Recueillement
Lorsque j’étais enfant, j'ai beaucoup visité d'églises avec ma famille, qui n'appartenait pourtant à aucune confession.
Les années ont passé mais le goût m'en est resté. J’ai toujours préféré l’intimité toute en rondeur des églises romanes, mais avec les années je suis de plus en plus sensible à l’élévation à laquelle invitent les hautes voûtes gothiques. J’aime les églises sombres et fraîches, uniquement éclairées par les éclats de couleur semés par les vitraux.
Pousser la porte d’une église est toujours une surprise, quel qu’en soit l’aspect extérieur. Certaines vous enveloppent immédiatement dans un sentiment de sérénité, d’autres vous happent dans leurs vibrations et propulsent des picotements dans tout le corps, d’autres ne dégagent rien du tout. Mais toutes poussent instinctivement au silence et au recueillement. Pour moi, cela n’a rien à voir avec la religion, mais tout à voir avec la foi et la ferveur.

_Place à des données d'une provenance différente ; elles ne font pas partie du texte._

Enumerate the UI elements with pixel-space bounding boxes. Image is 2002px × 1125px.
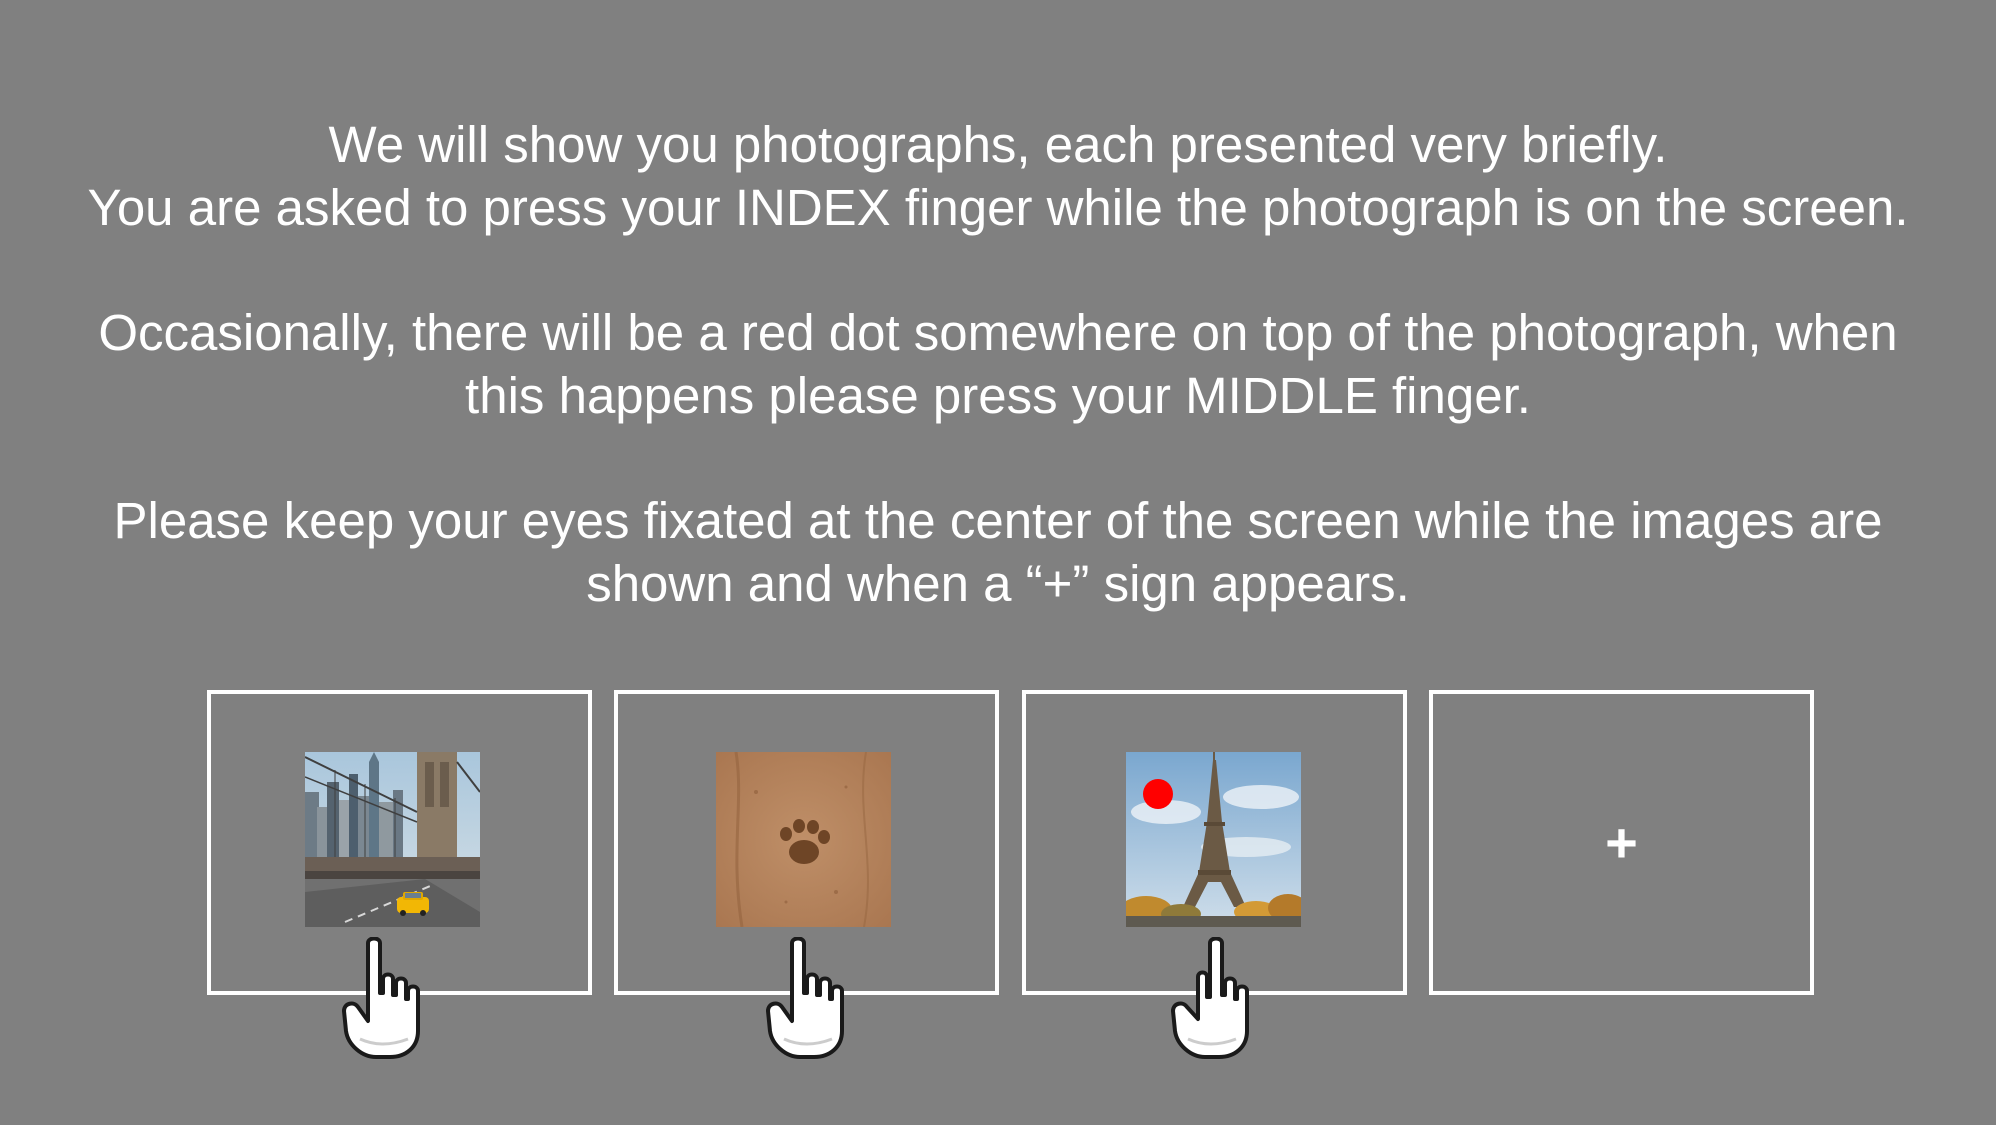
paw-print-photo [716,752,891,927]
city-bridge-photo [305,752,480,927]
hand-index-press-icon [342,937,420,1059]
instruction-paragraph-3: Please keep your eyes fixated at the cen… [0,489,1996,615]
instruction-line: shown and when a “+” sign appears. [586,555,1410,612]
hand-middle-press-icon [1171,937,1249,1059]
fixation-cross: + [1605,811,1638,874]
instruction-line: Occasionally, there will be a red dot so… [98,304,1898,361]
instruction-line: this happens please press your MIDDLE fi… [465,367,1531,424]
instruction-paragraph-2: Occasionally, there will be a red dot so… [0,301,1996,427]
instruction-line: You are asked to press your INDEX finger… [87,179,1909,236]
eiffel-tower-photo [1126,752,1301,927]
instruction-line: We will show you photographs, each prese… [328,116,1668,173]
red-dot [1143,779,1173,809]
hand-index-press-icon [766,937,844,1059]
right-edge-strip [1996,0,2002,1125]
instruction-line: Please keep your eyes fixated at the cen… [113,492,1883,549]
instruction-paragraph-1: We will show you photographs, each prese… [0,113,1996,239]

La foi est la conviction confiante, intime et intuitive de l’existence d’une conscience/énergie suprême à laquelle nous devons notre existence et vers laquelle nous retournerons, quels qu'en soient le nom et la forme (ou l'absence de forme et de nom). Ce mot renvoie, nous dit l'étymologie, aux notions de loyauté, de fidélité et de contrat. Aussi ancienne que l'humanité, la noble idée de contrat entre les hommes et les dieux est porteuse d'équilibre universel et personnel. La foi dépasse le cadre des religions parce qu'elle va du cœur au Cœur.
L'agent de sa manifestation est la ferveur, ce feu ardent qui a permis à nos ancêtres d'édifier, parfois sur des centaines d'années, des monuments qui continuent à nous émouvoir même si nous ne partageons pas le dogme qu'ils incarnent.
Si l'édifice jouit d'une certaine renommée, on s'aperçoit rapidement que ses nombreux visiteurs restent insensibles à la foi et à la ferveur sans lesquelles il ne serait pas là. Loin du recueillement et du silence, ils parlent à voix haute, prennent photo sur photo et pour la plupart le parcourent au pas de course. L'église, la cathédrale ou l'abbaye étaient marqués « à voir » dans le guide touristique. Ils sont venus. Ils ont vu. Mais ils n'ont pas regardé. Ils sont restés sourds et aveugles à cette occasion de prendre le temps de s'imprégner de la paix et du silence dont ils auraient pourtant tellement besoin pour s'élever au-dessus des tracasseries du quotidien.
Ce manque de respect à l'égard du sens du monument, de réceptivité à l'aspiration à l'élévation de tous ces gens qui nous ont précédés et de sensibilité aux lieux me désolent. La foi, c'est aussi tout simplement la confiance. Et la ferveur, l'enthousiasme. Si ces visiteurs sont indifférents à l'appel de l'âme, j'espère sincèrement qu'au moins la confiance et l'enthousiasme font partie de leur vie et qu'un jour ils sauront les transmuter en ce feu intérieur qui purifie et apaise.